No exception lies to the refusal of the court to allow special pleas in bar to be filed out of time. That was matter of discretion, well exercised, in view of the fact that the defendant pleaded to the jurisdiction instead of to the merits, the declared purpose for which the leave was asked.

The court held that under the rule in such case made and provided, the general issue must be considered as already pleaded, and the case was tried thereon. This was correct, for by statute the pleadings, trial, and determination of the case, were to be as in an action at law, except that no execution could be awarded against the assignee for the debt found due to the plaintiff.

Under the plea, which was mil hel record, the judgment could not be impeached for fraud nor otherwise defended against, except to contest the existence of the record as stated in the oath, which was held to be a sufficient declaration.

*548The defendant questions the correctness of the adjudication that said attachment is valid against the assignee, for that the return on the copy of the attachment left in the town clerk’s office is too general in description of the land to create a lien thereon. The return describes the property attached as the debtor’s, as all the real estate in the town of Dorset, with the appurtenances thereof, and the debtor’s right in equity to redeem the same. It was held the best part of a century ago that such an attachment is good to hold all the land in the town owned by the defendant in the action, as appears of record; and such has been the law ever since. Young v. Judd, Brayt. 151.

Interest was allowed on the judgment proved. It is conceded that the plaintiff is entitled to interest thereon to the time of payment to the extent of the realization from the attachment, but claimed that as to the unpaid balance of the debt, if any, interest must cease at the time of filing the petition. It is true the statute provides that upon debts subject to the payment of interest, interest shall be computed to the date of filing the petition. It is a matter of convenience that a time should be fixed for that purpose, and the time chosen is as convenient as any; but the statute does not mean that interest shall in no event be computed to a later date, for obviously it should be when, for instance, the assets are more than enough to pay the face of the debts as allowed. So, too, should it be when necessary to secure equality among creditors; and equality can be secured in this case by computing interest on all the other debts down to the time of the rendition of this judgment, which the court of insolvency can do on the matter being brought to its attention by the assignee.

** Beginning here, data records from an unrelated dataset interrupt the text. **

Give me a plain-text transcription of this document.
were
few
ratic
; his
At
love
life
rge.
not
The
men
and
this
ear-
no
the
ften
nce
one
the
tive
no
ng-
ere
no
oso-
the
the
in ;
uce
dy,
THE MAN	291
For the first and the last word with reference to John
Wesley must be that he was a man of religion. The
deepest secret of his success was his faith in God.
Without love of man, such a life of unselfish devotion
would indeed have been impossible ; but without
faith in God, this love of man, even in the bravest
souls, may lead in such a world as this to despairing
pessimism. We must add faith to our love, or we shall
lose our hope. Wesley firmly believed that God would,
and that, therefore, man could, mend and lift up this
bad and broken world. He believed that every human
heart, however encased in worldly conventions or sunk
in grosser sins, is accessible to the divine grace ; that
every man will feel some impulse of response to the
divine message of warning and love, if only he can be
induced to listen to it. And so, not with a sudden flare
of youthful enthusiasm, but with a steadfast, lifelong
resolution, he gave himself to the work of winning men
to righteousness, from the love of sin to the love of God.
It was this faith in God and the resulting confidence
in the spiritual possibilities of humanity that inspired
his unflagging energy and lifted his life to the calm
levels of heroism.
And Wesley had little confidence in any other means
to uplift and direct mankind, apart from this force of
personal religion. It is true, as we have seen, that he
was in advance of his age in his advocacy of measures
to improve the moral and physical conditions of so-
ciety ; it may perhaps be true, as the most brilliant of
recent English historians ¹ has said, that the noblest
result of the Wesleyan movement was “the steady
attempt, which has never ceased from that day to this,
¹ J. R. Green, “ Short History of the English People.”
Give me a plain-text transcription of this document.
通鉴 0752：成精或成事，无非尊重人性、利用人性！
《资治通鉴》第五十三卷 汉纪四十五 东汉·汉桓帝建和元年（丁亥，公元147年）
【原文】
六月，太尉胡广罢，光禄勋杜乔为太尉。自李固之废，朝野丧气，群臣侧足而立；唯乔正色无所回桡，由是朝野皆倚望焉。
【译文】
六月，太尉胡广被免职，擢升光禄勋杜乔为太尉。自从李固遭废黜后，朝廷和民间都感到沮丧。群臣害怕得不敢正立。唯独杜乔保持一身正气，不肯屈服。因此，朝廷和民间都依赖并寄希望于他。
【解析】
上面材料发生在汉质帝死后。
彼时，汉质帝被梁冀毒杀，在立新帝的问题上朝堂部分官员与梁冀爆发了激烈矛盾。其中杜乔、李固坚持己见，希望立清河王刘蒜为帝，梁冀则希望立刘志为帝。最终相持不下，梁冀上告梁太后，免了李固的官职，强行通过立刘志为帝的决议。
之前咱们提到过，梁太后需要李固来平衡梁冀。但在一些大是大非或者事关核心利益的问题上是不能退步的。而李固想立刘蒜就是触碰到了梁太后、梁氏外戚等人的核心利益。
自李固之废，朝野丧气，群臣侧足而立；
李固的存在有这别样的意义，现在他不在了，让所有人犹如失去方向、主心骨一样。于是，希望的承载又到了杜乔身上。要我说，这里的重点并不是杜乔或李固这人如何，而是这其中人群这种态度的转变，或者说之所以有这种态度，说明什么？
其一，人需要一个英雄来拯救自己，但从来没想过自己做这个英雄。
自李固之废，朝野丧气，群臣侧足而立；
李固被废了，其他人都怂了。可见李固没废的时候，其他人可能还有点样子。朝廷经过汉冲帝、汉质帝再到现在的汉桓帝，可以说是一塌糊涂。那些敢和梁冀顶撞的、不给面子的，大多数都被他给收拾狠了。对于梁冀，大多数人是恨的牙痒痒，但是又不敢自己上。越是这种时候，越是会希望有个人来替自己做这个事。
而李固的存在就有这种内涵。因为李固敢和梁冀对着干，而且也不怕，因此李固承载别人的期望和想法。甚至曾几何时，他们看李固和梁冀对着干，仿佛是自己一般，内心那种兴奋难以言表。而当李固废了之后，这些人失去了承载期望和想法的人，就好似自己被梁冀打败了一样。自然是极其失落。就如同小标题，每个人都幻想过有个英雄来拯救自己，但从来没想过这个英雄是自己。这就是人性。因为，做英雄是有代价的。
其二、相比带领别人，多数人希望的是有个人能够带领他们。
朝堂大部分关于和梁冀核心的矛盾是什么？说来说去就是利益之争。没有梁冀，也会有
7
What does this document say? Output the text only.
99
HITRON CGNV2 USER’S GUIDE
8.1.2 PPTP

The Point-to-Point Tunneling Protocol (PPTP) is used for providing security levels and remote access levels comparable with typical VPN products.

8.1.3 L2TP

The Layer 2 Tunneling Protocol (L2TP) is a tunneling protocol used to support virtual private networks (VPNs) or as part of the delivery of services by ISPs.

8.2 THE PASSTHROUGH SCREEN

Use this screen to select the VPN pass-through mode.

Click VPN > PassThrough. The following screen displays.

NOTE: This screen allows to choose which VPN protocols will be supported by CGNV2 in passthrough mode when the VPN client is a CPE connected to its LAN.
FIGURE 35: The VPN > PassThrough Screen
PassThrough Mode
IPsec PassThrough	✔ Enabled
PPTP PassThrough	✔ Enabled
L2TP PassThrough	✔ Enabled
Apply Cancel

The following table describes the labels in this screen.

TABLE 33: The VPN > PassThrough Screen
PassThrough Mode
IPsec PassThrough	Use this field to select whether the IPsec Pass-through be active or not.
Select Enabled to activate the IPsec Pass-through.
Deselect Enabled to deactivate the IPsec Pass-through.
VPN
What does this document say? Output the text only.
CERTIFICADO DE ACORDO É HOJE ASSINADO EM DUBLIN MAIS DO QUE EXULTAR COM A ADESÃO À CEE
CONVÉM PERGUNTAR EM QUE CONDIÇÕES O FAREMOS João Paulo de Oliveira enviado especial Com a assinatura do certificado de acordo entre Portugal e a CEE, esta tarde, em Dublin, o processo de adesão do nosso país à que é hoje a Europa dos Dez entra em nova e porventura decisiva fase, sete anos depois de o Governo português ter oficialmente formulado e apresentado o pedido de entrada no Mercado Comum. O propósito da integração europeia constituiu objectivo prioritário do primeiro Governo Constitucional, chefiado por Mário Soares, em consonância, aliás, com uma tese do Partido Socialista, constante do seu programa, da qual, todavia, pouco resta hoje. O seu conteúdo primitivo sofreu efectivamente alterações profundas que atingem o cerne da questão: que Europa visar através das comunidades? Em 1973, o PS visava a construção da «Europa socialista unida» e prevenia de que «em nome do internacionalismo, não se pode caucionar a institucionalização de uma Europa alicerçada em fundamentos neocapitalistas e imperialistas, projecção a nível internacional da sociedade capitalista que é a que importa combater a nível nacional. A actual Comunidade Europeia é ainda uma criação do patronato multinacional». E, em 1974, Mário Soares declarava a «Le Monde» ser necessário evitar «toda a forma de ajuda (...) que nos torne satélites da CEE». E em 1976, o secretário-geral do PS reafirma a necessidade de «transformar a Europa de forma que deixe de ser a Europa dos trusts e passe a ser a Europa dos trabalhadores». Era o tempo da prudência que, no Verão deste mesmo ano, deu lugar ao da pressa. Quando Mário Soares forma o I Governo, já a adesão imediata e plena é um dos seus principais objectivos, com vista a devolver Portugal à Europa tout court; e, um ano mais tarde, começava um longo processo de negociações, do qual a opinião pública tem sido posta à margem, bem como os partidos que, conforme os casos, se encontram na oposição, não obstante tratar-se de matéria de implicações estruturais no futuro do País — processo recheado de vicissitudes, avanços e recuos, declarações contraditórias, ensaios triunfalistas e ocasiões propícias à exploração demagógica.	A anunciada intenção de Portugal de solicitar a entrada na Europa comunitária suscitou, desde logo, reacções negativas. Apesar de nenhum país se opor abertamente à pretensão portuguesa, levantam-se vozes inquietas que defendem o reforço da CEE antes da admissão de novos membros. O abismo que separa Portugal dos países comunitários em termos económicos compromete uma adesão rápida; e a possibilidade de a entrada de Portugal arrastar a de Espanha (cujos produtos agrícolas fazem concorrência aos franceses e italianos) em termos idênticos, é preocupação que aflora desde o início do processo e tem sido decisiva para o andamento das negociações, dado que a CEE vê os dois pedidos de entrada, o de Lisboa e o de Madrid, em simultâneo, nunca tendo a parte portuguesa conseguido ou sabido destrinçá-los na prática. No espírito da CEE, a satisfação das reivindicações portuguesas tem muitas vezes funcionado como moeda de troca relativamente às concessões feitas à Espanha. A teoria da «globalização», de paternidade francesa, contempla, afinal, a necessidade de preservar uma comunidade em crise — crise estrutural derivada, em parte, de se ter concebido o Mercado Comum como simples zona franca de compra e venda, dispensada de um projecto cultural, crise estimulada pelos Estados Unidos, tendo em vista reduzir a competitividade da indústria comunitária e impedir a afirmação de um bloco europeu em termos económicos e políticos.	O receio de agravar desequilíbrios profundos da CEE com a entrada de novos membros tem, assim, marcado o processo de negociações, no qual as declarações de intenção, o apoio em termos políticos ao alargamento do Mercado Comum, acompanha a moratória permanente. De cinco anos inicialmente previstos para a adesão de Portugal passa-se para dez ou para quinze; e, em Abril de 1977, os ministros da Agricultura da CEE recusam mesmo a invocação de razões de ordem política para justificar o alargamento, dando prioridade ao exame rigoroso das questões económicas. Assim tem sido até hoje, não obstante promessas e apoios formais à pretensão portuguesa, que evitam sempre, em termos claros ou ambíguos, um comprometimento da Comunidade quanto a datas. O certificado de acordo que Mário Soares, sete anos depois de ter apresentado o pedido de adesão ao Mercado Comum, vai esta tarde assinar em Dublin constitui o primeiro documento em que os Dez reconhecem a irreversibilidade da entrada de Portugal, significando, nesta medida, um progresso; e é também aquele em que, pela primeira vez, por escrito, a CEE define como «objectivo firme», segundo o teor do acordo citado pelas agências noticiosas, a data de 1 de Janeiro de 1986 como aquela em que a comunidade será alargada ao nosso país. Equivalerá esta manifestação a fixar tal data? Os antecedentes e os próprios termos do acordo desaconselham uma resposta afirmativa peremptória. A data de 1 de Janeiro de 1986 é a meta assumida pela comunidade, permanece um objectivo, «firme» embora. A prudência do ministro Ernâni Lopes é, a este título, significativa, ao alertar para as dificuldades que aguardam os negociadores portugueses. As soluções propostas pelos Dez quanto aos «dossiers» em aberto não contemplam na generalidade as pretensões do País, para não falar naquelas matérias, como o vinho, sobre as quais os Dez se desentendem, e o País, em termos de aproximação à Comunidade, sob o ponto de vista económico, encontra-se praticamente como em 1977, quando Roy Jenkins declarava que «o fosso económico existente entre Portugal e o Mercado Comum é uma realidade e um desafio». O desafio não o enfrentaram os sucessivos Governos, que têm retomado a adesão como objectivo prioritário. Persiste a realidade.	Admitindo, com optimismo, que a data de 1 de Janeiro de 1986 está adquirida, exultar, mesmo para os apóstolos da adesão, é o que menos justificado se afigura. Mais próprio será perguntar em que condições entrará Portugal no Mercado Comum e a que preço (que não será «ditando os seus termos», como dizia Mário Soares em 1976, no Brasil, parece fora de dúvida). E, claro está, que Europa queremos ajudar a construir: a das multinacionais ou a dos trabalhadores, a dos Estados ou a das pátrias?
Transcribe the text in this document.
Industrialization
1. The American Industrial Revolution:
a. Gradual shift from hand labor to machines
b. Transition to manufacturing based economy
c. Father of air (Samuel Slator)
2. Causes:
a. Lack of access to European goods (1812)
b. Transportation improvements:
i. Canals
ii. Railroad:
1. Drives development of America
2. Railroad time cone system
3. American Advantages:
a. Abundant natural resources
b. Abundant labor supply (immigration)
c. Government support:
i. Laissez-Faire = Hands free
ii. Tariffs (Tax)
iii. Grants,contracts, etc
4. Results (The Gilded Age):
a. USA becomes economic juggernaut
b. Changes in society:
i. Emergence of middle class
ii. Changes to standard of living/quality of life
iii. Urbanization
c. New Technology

There was, therefore, no error in augmenting the judgment of the supreme court by adding accrued interest, although, perhaps, there might have been a judgment rendered as to the unpaid balance that would effectuate the same equality as the method suggested. Other methods might also be suggested.

*549It is said that the court also increased the judgment of the supreme court by the amount of nine dollars costs, and objected that costs incurred after the filing of the petition cannot be proved. But the costs referred to, as we understand it, are the costs of this suit, to which the plaintiff is entitled by statute, § 2089,

Judgment affirmed and to be certified to the court of insolvency.